March 26, 2009 How many times can global warming end? Swanson and Tsonis are reporting what’s happening with global ocean dynamics. Yep, temperature has flattened out since the turn of the century. The top 10 hottest years ever recorded have all occurred since 1997. 2008 was the 9th or tenth hottest year depending on whehter or not you look at GISS or UK Met records. The reasons why temps have flattened? Fewer El Ninos, The Pacific Decadal Oscillation, The North Atlantic Oscillation, the Arctic Oscillation – they have all combined at one time to exert a negative forcing on the Earth’s temperatures. (Swanson and Tsonis don’t mention solar specifically, cause their research only looked at Earth’s dynamic systems. Hansen was the keynote speaker at the conference where this paper was submitted – you bet he mentioned solar forcing.)
Swanson and Tsonis were very forward in interviews saying that their study just means that planetary warming is stalled for an indeterminate period (Hansen says one more year). Swanson and Tsonis also say that the contrarians are misinterpreting their work and using it for the wrong purposes.
The reality is that greenhouse gasses are building faster and faster. The coincidence of these massive earth systems aligning as they have done has only happened twice before in the last century. The point of the research – this is a temporary thing that happens very rarely. When the forcing systems realign themselves in a more normal pattern, the hidden warming will all suddenly reappear. We aren’t missing out. None of the warming that we are not experiencing will disappear. It wall all appear when the alignment goes away.

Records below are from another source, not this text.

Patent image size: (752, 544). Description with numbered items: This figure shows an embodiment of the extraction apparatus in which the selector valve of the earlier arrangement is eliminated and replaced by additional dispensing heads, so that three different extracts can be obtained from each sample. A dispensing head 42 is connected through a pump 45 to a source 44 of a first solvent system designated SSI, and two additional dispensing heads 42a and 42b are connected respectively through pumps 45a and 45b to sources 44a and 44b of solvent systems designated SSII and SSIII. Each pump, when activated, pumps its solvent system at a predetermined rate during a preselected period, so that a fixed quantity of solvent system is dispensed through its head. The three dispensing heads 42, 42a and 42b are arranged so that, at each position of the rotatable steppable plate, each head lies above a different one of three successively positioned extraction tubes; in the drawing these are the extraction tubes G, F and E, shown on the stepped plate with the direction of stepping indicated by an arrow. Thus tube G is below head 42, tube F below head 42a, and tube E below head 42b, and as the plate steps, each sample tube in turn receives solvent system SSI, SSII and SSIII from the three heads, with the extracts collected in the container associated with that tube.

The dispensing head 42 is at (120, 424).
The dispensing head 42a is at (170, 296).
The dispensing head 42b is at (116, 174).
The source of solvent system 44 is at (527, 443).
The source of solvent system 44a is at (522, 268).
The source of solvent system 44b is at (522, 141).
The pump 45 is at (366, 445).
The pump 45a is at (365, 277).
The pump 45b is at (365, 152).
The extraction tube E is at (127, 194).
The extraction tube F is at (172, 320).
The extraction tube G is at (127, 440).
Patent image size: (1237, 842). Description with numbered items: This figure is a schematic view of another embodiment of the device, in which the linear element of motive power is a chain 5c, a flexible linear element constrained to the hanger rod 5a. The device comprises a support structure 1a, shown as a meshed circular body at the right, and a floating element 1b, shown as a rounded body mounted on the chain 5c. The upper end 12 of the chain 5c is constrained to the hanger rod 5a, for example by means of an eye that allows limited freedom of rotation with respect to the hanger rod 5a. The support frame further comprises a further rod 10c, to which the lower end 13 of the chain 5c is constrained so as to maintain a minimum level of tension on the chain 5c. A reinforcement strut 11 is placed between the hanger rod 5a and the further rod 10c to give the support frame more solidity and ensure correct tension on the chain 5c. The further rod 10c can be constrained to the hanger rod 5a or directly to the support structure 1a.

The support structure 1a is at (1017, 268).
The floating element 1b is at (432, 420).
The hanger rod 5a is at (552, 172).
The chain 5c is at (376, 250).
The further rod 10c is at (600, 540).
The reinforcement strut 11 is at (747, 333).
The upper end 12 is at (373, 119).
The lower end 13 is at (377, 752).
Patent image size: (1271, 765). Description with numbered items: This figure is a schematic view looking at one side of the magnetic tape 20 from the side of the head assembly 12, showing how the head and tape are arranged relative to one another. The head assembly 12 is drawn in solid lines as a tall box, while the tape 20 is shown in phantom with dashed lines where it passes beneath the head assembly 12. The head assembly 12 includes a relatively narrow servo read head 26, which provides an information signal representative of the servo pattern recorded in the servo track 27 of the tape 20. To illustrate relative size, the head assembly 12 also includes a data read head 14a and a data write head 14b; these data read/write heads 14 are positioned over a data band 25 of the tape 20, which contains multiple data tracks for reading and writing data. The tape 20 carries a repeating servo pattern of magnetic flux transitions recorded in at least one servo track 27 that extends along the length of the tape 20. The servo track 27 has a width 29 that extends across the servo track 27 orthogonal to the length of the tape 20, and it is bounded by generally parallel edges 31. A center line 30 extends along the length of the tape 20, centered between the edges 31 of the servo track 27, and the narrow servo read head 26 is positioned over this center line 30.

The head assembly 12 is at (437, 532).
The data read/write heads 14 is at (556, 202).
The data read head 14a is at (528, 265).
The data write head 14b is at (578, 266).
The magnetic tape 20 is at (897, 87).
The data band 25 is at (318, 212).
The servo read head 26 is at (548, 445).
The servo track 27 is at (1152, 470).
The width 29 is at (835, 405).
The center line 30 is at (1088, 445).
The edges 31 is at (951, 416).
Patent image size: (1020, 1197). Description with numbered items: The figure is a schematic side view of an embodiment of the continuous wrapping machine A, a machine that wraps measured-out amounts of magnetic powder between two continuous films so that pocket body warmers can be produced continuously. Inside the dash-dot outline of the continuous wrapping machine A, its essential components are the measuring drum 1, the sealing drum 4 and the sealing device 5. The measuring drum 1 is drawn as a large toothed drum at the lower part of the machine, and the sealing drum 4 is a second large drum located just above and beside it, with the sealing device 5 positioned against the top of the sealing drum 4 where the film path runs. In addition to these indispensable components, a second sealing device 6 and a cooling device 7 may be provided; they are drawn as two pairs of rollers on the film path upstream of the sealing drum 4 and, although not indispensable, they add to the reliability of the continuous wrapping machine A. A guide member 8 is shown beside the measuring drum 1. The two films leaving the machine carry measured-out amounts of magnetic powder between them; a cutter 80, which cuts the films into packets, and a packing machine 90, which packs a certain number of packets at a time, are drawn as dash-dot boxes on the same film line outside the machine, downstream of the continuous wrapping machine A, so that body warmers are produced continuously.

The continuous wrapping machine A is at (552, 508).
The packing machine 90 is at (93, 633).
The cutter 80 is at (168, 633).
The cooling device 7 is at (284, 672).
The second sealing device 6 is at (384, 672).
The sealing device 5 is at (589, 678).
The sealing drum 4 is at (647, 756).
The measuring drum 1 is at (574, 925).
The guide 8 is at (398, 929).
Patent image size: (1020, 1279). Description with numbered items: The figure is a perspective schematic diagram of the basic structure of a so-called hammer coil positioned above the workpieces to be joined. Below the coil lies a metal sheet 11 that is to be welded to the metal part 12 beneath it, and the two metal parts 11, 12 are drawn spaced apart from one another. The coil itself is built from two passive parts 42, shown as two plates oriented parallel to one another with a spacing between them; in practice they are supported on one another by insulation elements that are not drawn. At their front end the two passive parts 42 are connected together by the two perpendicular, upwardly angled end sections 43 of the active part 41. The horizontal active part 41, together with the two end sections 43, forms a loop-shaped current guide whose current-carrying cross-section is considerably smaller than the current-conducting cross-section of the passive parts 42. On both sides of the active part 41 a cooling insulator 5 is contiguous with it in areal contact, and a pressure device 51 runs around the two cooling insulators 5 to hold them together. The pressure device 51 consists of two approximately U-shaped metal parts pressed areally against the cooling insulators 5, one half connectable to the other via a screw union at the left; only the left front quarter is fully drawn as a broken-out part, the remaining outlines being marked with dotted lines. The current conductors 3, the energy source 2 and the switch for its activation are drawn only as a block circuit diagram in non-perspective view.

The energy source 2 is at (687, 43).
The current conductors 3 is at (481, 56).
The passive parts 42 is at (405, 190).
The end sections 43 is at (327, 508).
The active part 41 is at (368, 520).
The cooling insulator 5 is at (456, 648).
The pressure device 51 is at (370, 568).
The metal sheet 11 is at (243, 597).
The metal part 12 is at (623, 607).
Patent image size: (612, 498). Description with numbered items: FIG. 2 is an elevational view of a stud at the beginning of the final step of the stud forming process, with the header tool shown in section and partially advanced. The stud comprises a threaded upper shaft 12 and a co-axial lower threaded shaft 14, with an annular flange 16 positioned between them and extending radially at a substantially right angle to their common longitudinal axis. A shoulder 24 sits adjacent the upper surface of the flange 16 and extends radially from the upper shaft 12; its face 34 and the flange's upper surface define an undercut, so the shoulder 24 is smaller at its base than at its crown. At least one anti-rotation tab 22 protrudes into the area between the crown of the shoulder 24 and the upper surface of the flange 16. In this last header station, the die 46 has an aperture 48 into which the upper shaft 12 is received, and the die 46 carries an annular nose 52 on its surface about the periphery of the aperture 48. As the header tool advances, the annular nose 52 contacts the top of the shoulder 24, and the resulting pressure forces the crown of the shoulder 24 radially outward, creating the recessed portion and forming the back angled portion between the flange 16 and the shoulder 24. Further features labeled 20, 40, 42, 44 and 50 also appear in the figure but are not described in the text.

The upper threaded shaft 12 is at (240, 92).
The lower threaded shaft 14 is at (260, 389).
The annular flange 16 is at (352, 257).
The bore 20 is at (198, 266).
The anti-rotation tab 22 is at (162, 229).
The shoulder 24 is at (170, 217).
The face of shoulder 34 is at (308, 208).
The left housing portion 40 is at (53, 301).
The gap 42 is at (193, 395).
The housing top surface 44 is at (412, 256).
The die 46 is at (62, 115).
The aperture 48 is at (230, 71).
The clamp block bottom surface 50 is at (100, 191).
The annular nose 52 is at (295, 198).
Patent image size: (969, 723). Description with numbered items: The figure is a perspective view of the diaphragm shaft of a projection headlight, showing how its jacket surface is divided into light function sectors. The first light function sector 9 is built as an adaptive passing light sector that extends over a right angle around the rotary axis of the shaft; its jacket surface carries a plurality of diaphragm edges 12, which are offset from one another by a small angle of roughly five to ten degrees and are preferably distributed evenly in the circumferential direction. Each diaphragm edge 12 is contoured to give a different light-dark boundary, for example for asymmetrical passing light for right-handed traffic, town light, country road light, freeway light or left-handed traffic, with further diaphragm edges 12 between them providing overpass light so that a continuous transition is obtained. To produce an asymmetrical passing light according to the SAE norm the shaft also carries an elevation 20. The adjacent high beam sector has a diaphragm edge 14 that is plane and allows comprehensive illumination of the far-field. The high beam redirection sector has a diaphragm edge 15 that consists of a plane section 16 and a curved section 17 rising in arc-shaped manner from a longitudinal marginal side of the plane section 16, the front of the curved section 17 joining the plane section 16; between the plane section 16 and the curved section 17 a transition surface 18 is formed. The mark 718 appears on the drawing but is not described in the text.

In the meantime, ocean acidification continues. The fuse to primary productivity extinction has been lit and it is much shorter than we thought. I have been talking with Dr. Will Howard at the University of Tasmania. He is one who has been studying such in the Great Southern Ocean. He traps foraminifera (hard shelled salt water algae) and measures their shell thicknesses. "Traps" is a fun term for catching forams as the researchers call them. Forams have no means of self propulsion – they are floaters. When they die, they no longer float and they sink to the bottom of the sea. Catching them involves a box without a lid that the forams fall in to. Nonetheless, it takes a great ocean voyage to set and tend the traps. The great harmonic alignment of earth weather systems has no effect on ocean acidification because of increased carbon dioxide.
Swanson and Tsonis Has the climate recently shifted?, Geophysical Research Letters, March 2009.